Whitney’s brother-in-law and real-life bodyguard, Ray Watson, who found the singer dead, also spoke, along with Houston’s sister in law, Patricia Houston, who gave the type of honest eulogy only a relative can.
Tyler Perry speaks at Whitney's funeral
The surprise element, (apart from the appearance of R&B singer, R. Kelly who covered Houston’s I Look to You) was a eulogy from filmmaker Tyler Perry, (who wrote and directed Precious) a man who was apparently close to the performer and who pulled out what might be described as an Earl of Spencer level performance -a eulogy so powerful and true, several members of the choir stood up at different moments just to pay their respects to it.
Perry, who quoted from two bible passages in Romans, saying that nothing could separate Whitney from God’s love and adding that it was God’s grace that carried her --only faltered slightly when he described, somewhat contradictorily, Whitney as “resting” but also “singing with angels”.
Perry managed to convey an almost operatic style of preaching with a raw authenticity, delivering a eulogy that was everything you’d want from a star-studded televised memorial service where the casket is gold: goose bumps.

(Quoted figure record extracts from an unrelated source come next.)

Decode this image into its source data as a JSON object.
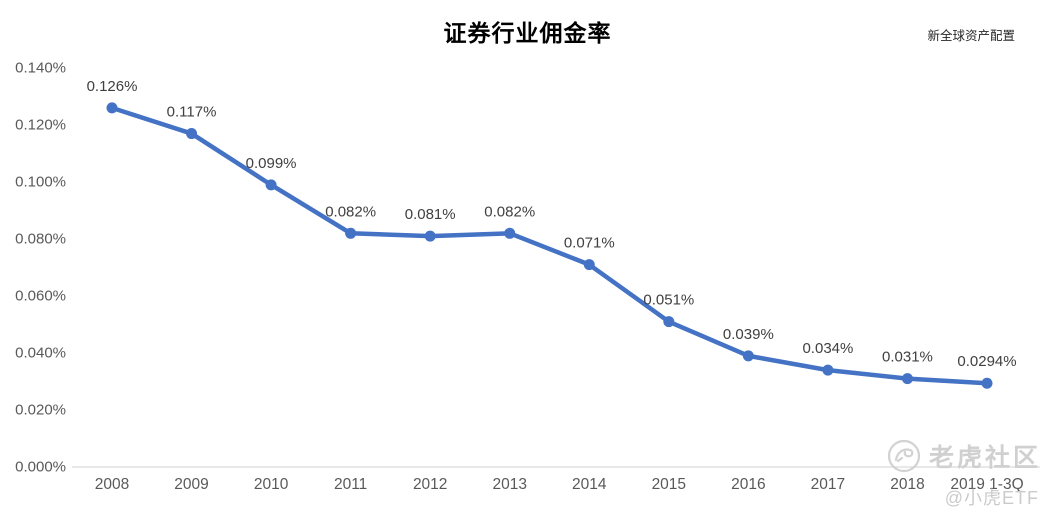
{
  "title": "证券行业佣金率",
  "source_label": "新全球资产配置",
  "watermark": {
    "community": "老虎社区",
    "handle": "@小虎ETF"
  },
  "chart_data": {
    "type": "line",
    "title": "证券行业佣金率",
    "xlabel": "",
    "ylabel": "",
    "categories": [
      "2008",
      "2009",
      "2010",
      "2011",
      "2012",
      "2013",
      "2014",
      "2015",
      "2016",
      "2017",
      "2018",
      "2019 1-3Q"
    ],
    "values": [
      0.126,
      0.117,
      0.099,
      0.082,
      0.081,
      0.082,
      0.071,
      0.051,
      0.039,
      0.034,
      0.031,
      0.0294
    ],
    "point_labels": [
      "0.126%",
      "0.117%",
      "0.099%",
      "0.082%",
      "0.081%",
      "0.082%",
      "0.071%",
      "0.051%",
      "0.039%",
      "0.034%",
      "0.031%",
      "0.0294%"
    ],
    "ylim": [
      0,
      0.14
    ],
    "ytick_step": 0.02,
    "ytick_labels": [
      "0.000%",
      "0.020%",
      "0.040%",
      "0.060%",
      "0.080%",
      "0.100%",
      "0.120%",
      "0.140%"
    ],
    "grid": false,
    "legend": false,
    "colors": {
      "line": "#4472C4",
      "marker": "#4472C4",
      "data_label": "#404040",
      "tick_label": "#595959",
      "axis_line": "#D9D9D9"
    }
  }
}
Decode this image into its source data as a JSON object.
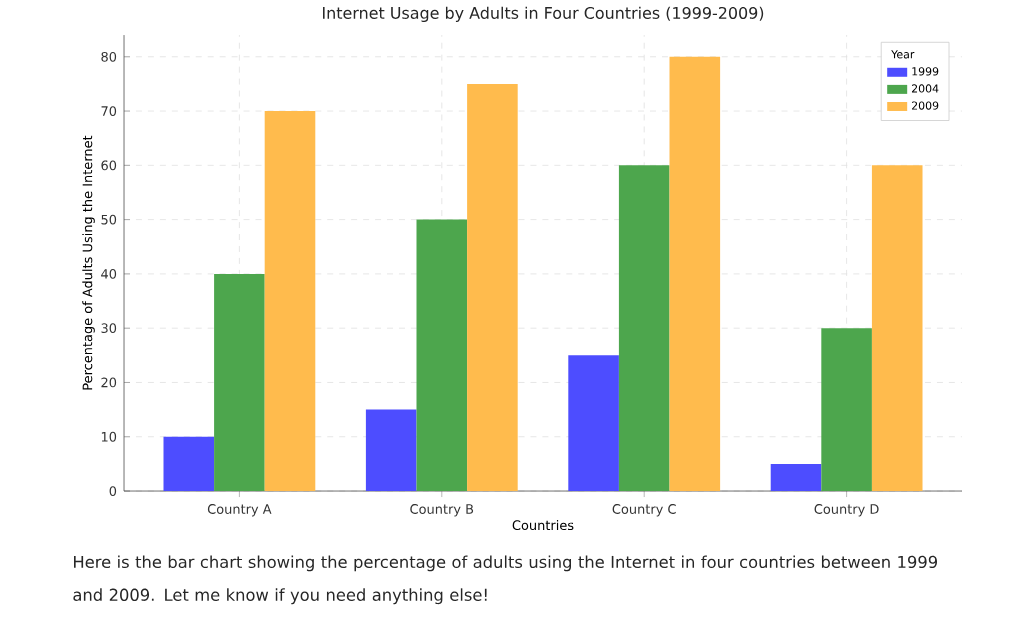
{
  "chart_data": {
    "type": "bar",
    "title": "Internet Usage by Adults in Four Countries (1999-2009)",
    "xlabel": "Countries",
    "ylabel": "Percentage of Adults Using the Internet",
    "categories": [
      "Country A",
      "Country B",
      "Country C",
      "Country D"
    ],
    "series": [
      {
        "name": "1999",
        "color": "#4d4dff",
        "values": [
          10,
          15,
          25,
          5
        ]
      },
      {
        "name": "2004",
        "color": "#4da64d",
        "values": [
          40,
          50,
          60,
          30
        ]
      },
      {
        "name": "2009",
        "color": "#ffbb4d",
        "values": [
          70,
          75,
          80,
          60
        ]
      }
    ],
    "legend_title": "Year",
    "legend": "top right",
    "grid": true,
    "ylim": [
      0,
      84
    ],
    "yticks": [
      0,
      10,
      20,
      30,
      40,
      50,
      60,
      70,
      80
    ],
    "annotations": [
      "Here is the bar chart showing the percentage of adults using the Internet in four countries between 1999 and 2009. Let me know if you need anything else!"
    ]
  }
}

He wasn’t the only one – the gospel performance by CeCe Winans was similarly outstanding. But it was Whitney's own signature hit, a song Costner said could never be attempted by another singer again, I Will Always Love you, that played as her casket was carried out of the church.
Ex-husband Bobby Brown left the church early, allegedly because his entourage of nine people were asked to leave and Brown stormed out with them, while only daughter, Bobbi Kristina, appeared, naturally enough, completely distraught. The Daily Beast is now reporting that Bobbi Kristina took off soon after the service to get high and has been battling her own addiction demons, allegedly checking into rehab last year.